Если бы каждый год на территорию США вторгалось до миллиона мексиканских солдат и если бы 150 000 из них удавалось захватывать плацдармы, после чего мексиканское правительство начинало бы требовать от США признания правомочности этих вторжений и захватов, американцы, несомненно, пришли бы в ярость и мобилизовали бы все доступные ресурсы для изгнания захватчиков и восстановления целостности государства. Ныне происходит «тихое демографическое вторжение», сопоставимое по численности ежегодного притока иммигрантов с гипотетическим количеством мексиканских солдат из приведенного выше примера; президент Мексики утверждает, что это вторжение подлежит легализации, а американские политические лидеры (во всяком случае, так было до 11 сентября 2001 года) игнорируют «размывание» границ или даже принимают его как данность!

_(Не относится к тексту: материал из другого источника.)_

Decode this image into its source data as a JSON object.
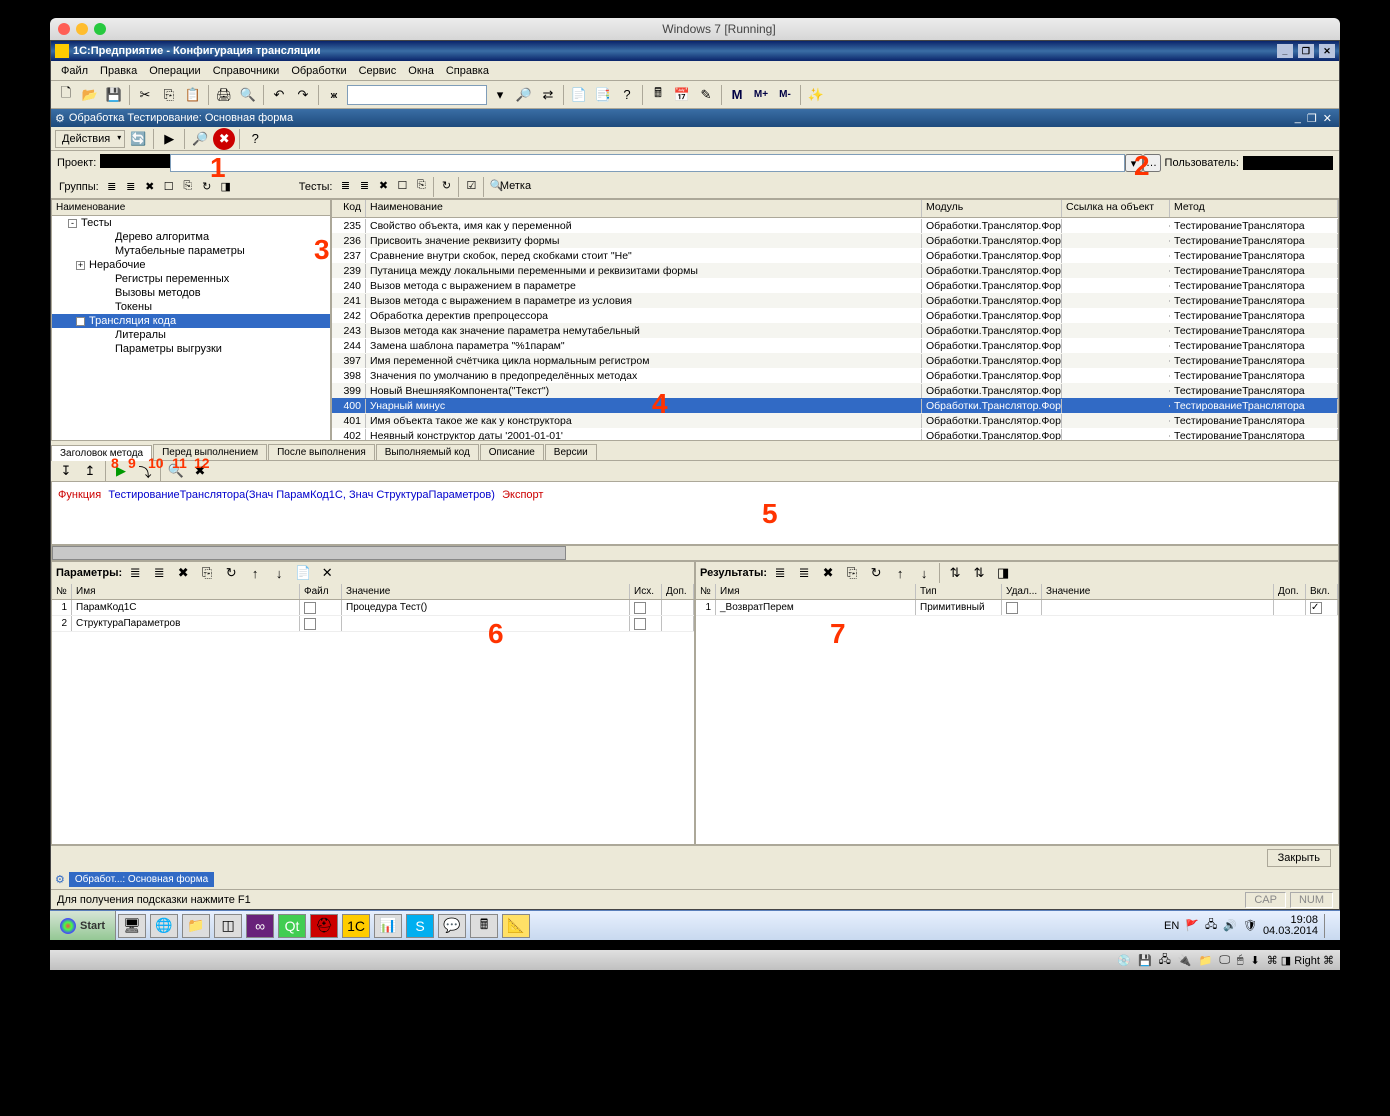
{
  "mac": {
    "title": "Windows 7 [Running]",
    "right": "⌘ ◨ Right ⌘"
  },
  "app": {
    "title": "1С:Предприятие - Конфигурация трансляции",
    "menus": [
      "Файл",
      "Правка",
      "Операции",
      "Справочники",
      "Обработки",
      "Сервис",
      "Окна",
      "Справка"
    ],
    "form_title": "Обработка Тестирование: Основная форма",
    "actions_label": "Действия",
    "project_label": "Проект:",
    "user_label": "Пользователь:",
    "groups_label": "Группы:",
    "tests_label": "Тесты:",
    "label_marker": "Метка",
    "tree_header": "Наименование",
    "tree": [
      {
        "t": "Тесты",
        "lvl": 0,
        "exp": "-"
      },
      {
        "t": "Дерево алгоритма",
        "lvl": 2
      },
      {
        "t": "Мутабельные параметры",
        "lvl": 2
      },
      {
        "t": "Нерабочие",
        "lvl": 1,
        "exp": "+"
      },
      {
        "t": "Регистры переменных",
        "lvl": 2
      },
      {
        "t": "Вызовы методов",
        "lvl": 2
      },
      {
        "t": "Токены",
        "lvl": 2
      },
      {
        "t": "Трансляция кода",
        "lvl": 1,
        "exp": "-",
        "sel": true
      },
      {
        "t": "Литералы",
        "lvl": 2
      },
      {
        "t": "Параметры выгрузки",
        "lvl": 2
      }
    ],
    "grid_headers": {
      "kod": "Код",
      "name": "Наименование",
      "mod": "Модуль",
      "link": "Ссылка на объект",
      "meth": "Метод"
    },
    "grid_module": "Обработки.Транслятор.Фор...",
    "grid_method": "ТестированиеТранслятора",
    "grid_rows": [
      {
        "k": 235,
        "n": "Свойство объекта, имя как у переменной"
      },
      {
        "k": 236,
        "n": "Присвоить значение реквизиту формы"
      },
      {
        "k": 237,
        "n": "Сравнение внутри скобок, перед скобками стоит \"Не\""
      },
      {
        "k": 239,
        "n": "Путаница между локальными переменными и реквизитами формы"
      },
      {
        "k": 240,
        "n": "Вызов метода с выражением в параметре"
      },
      {
        "k": 241,
        "n": "Вызов метода с выражением в параметре из условия"
      },
      {
        "k": 242,
        "n": "Обработка деректив препроцессора"
      },
      {
        "k": 243,
        "n": "Вызов метода как значение параметра немутабельный"
      },
      {
        "k": 244,
        "n": "Замена шаблона параметра \"%1парам\""
      },
      {
        "k": 397,
        "n": "Имя переменной счётчика цикла нормальным регистром"
      },
      {
        "k": 398,
        "n": "Значения по умолчанию в предопределённых методах"
      },
      {
        "k": 399,
        "n": "Новый ВнешняяКомпонента(\"Текст\")"
      },
      {
        "k": 400,
        "n": "Унарный минус",
        "sel": true
      },
      {
        "k": 401,
        "n": "Имя объекта такое же как у конструктора"
      },
      {
        "k": 402,
        "n": "Неявный конструктор даты '2001-01-01'"
      }
    ],
    "tabs": [
      "Заголовок метода",
      "Перед выполнением",
      "После выполнения",
      "Выполняемый код",
      "Описание",
      "Версии"
    ],
    "code": {
      "kw1": "Функция",
      "id": "ТестированиеТранслятора",
      "p": "(Знач ПарамКод1С, Знач СтруктураПараметров)",
      "kw2": "Экспорт"
    },
    "params_label": "Параметры:",
    "results_label": "Результаты:",
    "params_headers": {
      "n": "№",
      "name": "Имя",
      "file": "Файл",
      "val": "Значение",
      "src": "Исх.",
      "ext": "Доп."
    },
    "params_rows": [
      {
        "n": 1,
        "name": "ПарамКод1С",
        "val": ""
      },
      {
        "n": 2,
        "name": "СтруктураПараметров",
        "val": "Процедура Тест()"
      }
    ],
    "results_headers": {
      "n": "№",
      "name": "Имя",
      "type": "Тип",
      "del": "Удал...",
      "val": "Значение",
      "ext": "Доп.",
      "inc": "Вкл."
    },
    "results_rows": [
      {
        "n": 1,
        "name": "_ВозвратПерем",
        "type": "Примитивный",
        "inc": true
      }
    ],
    "close_btn": "Закрыть",
    "doc_tab": "Обработ...: Основная форма",
    "status_hint": "Для получения подсказки нажмите F1",
    "status_cap": "CAP",
    "status_num": "NUM"
  },
  "taskbar": {
    "start": "Start",
    "lang": "EN",
    "time": "19:08",
    "date": "04.03.2014"
  },
  "annotations": [
    "1",
    "2",
    "3",
    "4",
    "5",
    "6",
    "7",
    "8",
    "9",
    "10",
    "11",
    "12"
  ]
}
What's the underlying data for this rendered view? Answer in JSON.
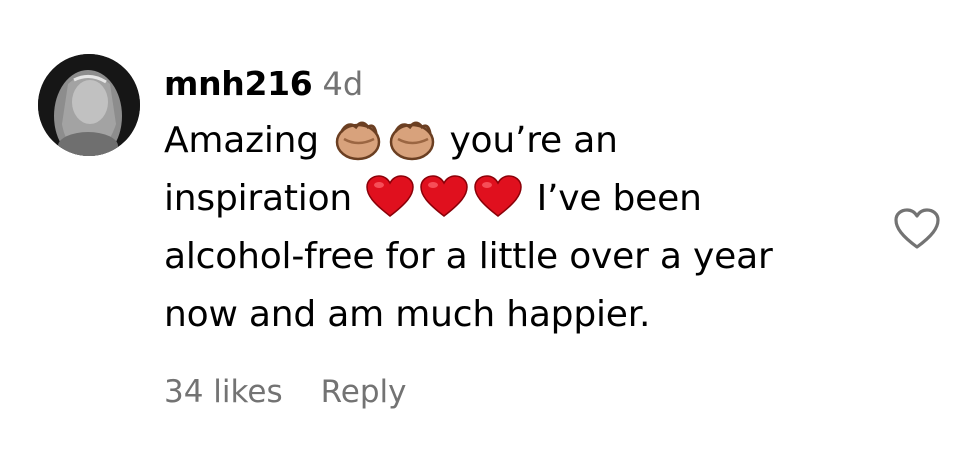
{
  "comment": {
    "username": "mnh216",
    "timestamp": "4d",
    "text_lines": [
      {
        "before": "Amazing",
        "emoji": [
          "clapping-hands-icon",
          "clapping-hands-icon"
        ],
        "after": "you’re an"
      },
      {
        "before": "inspiration",
        "emoji": [
          "red-heart-icon",
          "red-heart-icon",
          "red-heart-icon"
        ],
        "after": "I’ve been"
      },
      {
        "text": "alcohol-free for a little over a year"
      },
      {
        "text": "now and am much happier."
      }
    ],
    "likes_label": "34 likes",
    "reply_label": "Reply",
    "like_icon": "heart-outline-icon",
    "colors": {
      "secondary_text": "#737373",
      "heart_red": "#e0101e",
      "clap_skin": "#d8a27c"
    }
  }
}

В прошлом американцы неоднократно и, не отдавая себе отчета в происходящем, предпринимали действия, радикально изменявшие идентичность Америки. Акт о гражданских правах 1964 года принимался во имя ликвидации расовых привилегий и квот, однако федеральные чиновники сумели полностью его извратить. Иммиграционный закон 1965 года отнюдь не предусматривал массовой иммиграции из Азии и Латинской Америки, однако нынешние иммигранты руководствуются именно этим законом. Подобные «превращения» являются результатом невнимания к возможным последствиям тех или иных решений, следствием бюрократического высокомерия и бюрократических уверток, а также, в равной мере, политического оппортунизма. Нечто подобное обнаруживается и в постепенной «испанизации» страны. Без каких-либо общественных дискуссий, без общенационального согласия на данный шаг Америка трансформируется в совершенно иное — по сравнению с самой собою прежней — общество.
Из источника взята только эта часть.